Device matrix — multiple devices per platform
Run the same tests on multiple Android versions simultaneously:
<suite name="Mobile Suite" parallel="tests" thread-count="4">
<test name="Android API 30">
<parameter name="platform" value="Android"/>
<parameter name="deviceName" value="Pixel_4_API_30"/>
<parameter name="platformVersion" value="11"/>
<classes><class name="com.example.tests.LoginTest"/></classes>
</test>
<test name="Android API 33">
<parameter name="platform" value="Android"/>
<parameter name="deviceName" value="Pixel_7_API_33"/>
<parameter name="platformVersion" value="13"/>
<classes><class name="com.example.tests.LoginTest"/></classes>
</test>
<test name="iOS 16">
<parameter name="platform" value="iOS"/>
<parameter name="deviceName" value="iPhone 14"/>
<parameter name="platformVersion" value="16.4"/>
<classes><class name="com.example.tests.LoginTest"/></classes>
</test>
<test name="iOS 17">
<parameter name="platform" value="iOS"/>
<parameter name="deviceName" value="iPhone 15"/>
<parameter name="platformVersion" value="17.2"/>
<classes><class name="com.example.tests.LoginTest"/></classes>
</test>
</suite>DriverManager receiving parameters
BaseTest receives testng.xml parameters through @Parameters in @BeforeTest:
@BeforeTest
@Parameters({"platform", "deviceName", "platformVersion"})

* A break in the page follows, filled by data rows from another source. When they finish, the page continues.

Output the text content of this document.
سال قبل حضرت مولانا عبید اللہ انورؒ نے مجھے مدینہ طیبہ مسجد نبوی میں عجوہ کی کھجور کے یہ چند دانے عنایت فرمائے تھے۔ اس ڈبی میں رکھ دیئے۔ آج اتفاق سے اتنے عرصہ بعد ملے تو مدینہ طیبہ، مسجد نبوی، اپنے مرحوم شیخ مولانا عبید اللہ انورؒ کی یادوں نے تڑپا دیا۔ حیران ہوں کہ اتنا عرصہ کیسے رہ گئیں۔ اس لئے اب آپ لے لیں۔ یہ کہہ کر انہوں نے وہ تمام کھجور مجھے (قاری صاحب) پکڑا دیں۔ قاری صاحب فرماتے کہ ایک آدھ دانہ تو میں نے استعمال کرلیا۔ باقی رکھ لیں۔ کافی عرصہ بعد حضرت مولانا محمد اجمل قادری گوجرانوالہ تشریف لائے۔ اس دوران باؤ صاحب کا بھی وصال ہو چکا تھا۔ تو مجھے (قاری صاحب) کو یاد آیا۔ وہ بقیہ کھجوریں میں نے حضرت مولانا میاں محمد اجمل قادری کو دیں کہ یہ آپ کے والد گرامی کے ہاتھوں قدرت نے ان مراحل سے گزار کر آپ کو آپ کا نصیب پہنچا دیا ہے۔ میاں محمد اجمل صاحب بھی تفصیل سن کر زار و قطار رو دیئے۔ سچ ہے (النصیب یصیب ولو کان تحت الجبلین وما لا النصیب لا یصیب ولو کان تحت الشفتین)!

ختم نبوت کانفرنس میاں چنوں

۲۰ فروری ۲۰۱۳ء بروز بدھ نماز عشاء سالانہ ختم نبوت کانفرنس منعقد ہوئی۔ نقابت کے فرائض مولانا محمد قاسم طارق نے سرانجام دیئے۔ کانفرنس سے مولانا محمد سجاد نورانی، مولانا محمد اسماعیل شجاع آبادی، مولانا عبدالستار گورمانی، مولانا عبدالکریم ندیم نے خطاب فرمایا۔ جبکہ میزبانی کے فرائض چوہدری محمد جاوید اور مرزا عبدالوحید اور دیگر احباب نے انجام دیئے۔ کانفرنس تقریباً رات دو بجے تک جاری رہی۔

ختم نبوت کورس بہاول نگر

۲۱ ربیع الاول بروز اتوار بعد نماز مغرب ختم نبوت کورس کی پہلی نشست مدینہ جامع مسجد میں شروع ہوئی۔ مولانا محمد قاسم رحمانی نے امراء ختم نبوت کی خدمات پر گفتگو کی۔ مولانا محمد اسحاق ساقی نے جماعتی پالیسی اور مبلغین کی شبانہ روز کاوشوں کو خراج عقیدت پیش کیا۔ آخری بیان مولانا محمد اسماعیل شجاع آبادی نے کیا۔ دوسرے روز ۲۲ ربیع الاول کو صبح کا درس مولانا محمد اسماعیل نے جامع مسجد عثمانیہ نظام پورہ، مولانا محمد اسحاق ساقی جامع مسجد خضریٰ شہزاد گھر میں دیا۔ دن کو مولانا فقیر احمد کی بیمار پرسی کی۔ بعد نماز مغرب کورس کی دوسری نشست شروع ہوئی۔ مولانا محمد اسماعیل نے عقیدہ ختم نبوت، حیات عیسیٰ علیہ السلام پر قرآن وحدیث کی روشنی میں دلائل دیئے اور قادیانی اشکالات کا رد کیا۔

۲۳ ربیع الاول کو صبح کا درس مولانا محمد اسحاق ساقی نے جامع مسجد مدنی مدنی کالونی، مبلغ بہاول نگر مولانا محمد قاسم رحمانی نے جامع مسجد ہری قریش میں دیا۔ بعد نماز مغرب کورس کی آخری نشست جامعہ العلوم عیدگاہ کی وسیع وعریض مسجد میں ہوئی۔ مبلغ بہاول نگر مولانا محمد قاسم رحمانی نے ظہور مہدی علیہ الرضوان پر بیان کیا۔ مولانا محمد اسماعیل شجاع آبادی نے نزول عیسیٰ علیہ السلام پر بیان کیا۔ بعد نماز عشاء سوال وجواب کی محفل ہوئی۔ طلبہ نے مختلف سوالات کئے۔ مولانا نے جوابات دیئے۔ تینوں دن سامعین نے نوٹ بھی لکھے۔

public void setUp(String platform, String deviceName,
@Optional("latest") String platformVersion) {
DriverManager.initDriver(platform, deviceName, platformVersion);
}@Optional("latest") provides a default value for optional parameters — if platformVersion isn't in testng.xml, it defaults to "latest".

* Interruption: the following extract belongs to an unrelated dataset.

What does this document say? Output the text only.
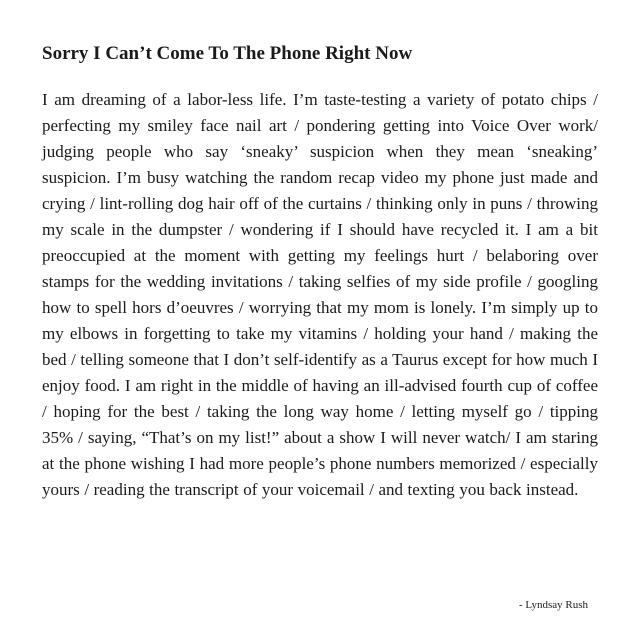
Sorry I Can’t Come To The Phone Right Now

I am dreaming of a labor-less life. I’m taste-testing a variety of potato chips / perfecting my smiley face nail art / pondering getting into Voice Over work/ judging people who say ‘sneaky’ suspicion when they mean ‘sneaking’ suspicion. I’m busy watching the random recap video my phone just made and crying / lint-rolling dog hair off of the curtains / thinking only in puns / throwing my scale in the dumpster / wondering if I should have recycled it. I am a bit preoccupied at the moment with getting my feelings hurt / belaboring over stamps for the wedding invitations / taking selfies of my side profile / googling how to spell hors d’oeuvres / worrying that my mom is lonely. I’m simply up to my elbows in forgetting to take my vitamins / holding your hand / making the bed / telling someone that I don’t self-identify as a Taurus except for how much I enjoy food. I am right in the middle of having an ill-advised fourth cup of coffee / hoping for the best / taking the long way home / letting myself go / tipping 35% / saying, “That’s on my list!” about a show I will never watch/ I am staring at the phone wishing I had more people’s phone numbers memorized / especially yours / reading the transcript of your voicemail / and texting you back instead.

- Lyndsay Rush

Parallel methods within a test
For tests that don't share device state, parallel="methods" within a <test> block runs each test method in a separate thread on the same device:
<suite name="Mobile Suite" parallel="methods" thread-count="3">
<test name="Android">
<parameter name="platform" value="Android"/>
<classes>
<class name="com.example.tests.LoginTest"/>
</classes>
</test>
</suite>This requires a separate driver per method — the ThreadLocal<AppiumDriver> must be initialised at @BeforeMethod scope, not @BeforeTest:
@BeforeMethod
@Parameters("platform")
public void setUp(String platform) {
DriverManager.initDriver(platform); // creates a new driver for this thread
}
@AfterMethod
public void tearDown() {
DriverManager.quitDriver();
}Method-level parallelism requires multiple connected devices or emulator instances — each method's driver is a separate Appium session.
Smoke vs regression split
Use separate testng.xml files for different CI stages:
testng-smoke.xml — fast subset, runs on every PR:
<suite name="Smoke" parallel="tests" thread-count="2">
<test name="Android Smoke">
<parameter name="platform" value="Android"/>
<groups><run><include name="smoke"/></run></groups>
<classes><class name="com.example.tests.LoginTest"/></classes>
</test>
<test name="iOS Smoke">
<parameter name="platform" value="iOS"/>
<groups><run><include name="smoke"/></run></groups>
<classes><class name="com.example.tests.LoginTest"/></classes>
</test>
</suite>Mark tests with @Test(groups = "smoke") to include them in the smoke run.
testng-regression.xml — full suite, runs nightly:
<suite name="Regression" parallel="tests" thread-count="4">
<!-- all test blocks -->
</suite>Running from Maven
<!-- pom.xml -->
<build>
<plugins>
<plugin>
<groupId>org.apache.maven.plugins</groupId>
<artifactId>maven-surefire-plugin</artifactId>
<version>3.2.5</version>
<configuration>
<suiteXmlFiles>
<suiteXmlFile>${suiteFile}</suiteXmlFile>
</suiteXmlFiles>
</configuration>
</plugin>
</plugins>
</build># Run smoke suite
mvn test -DsuiteFile=testng-smoke.xml
# Run regression suite
mvn test -DsuiteFile=testng-regression.xmlThe ${suiteFile} property lets CI pass the file path as a command-line argument without modifying the POM.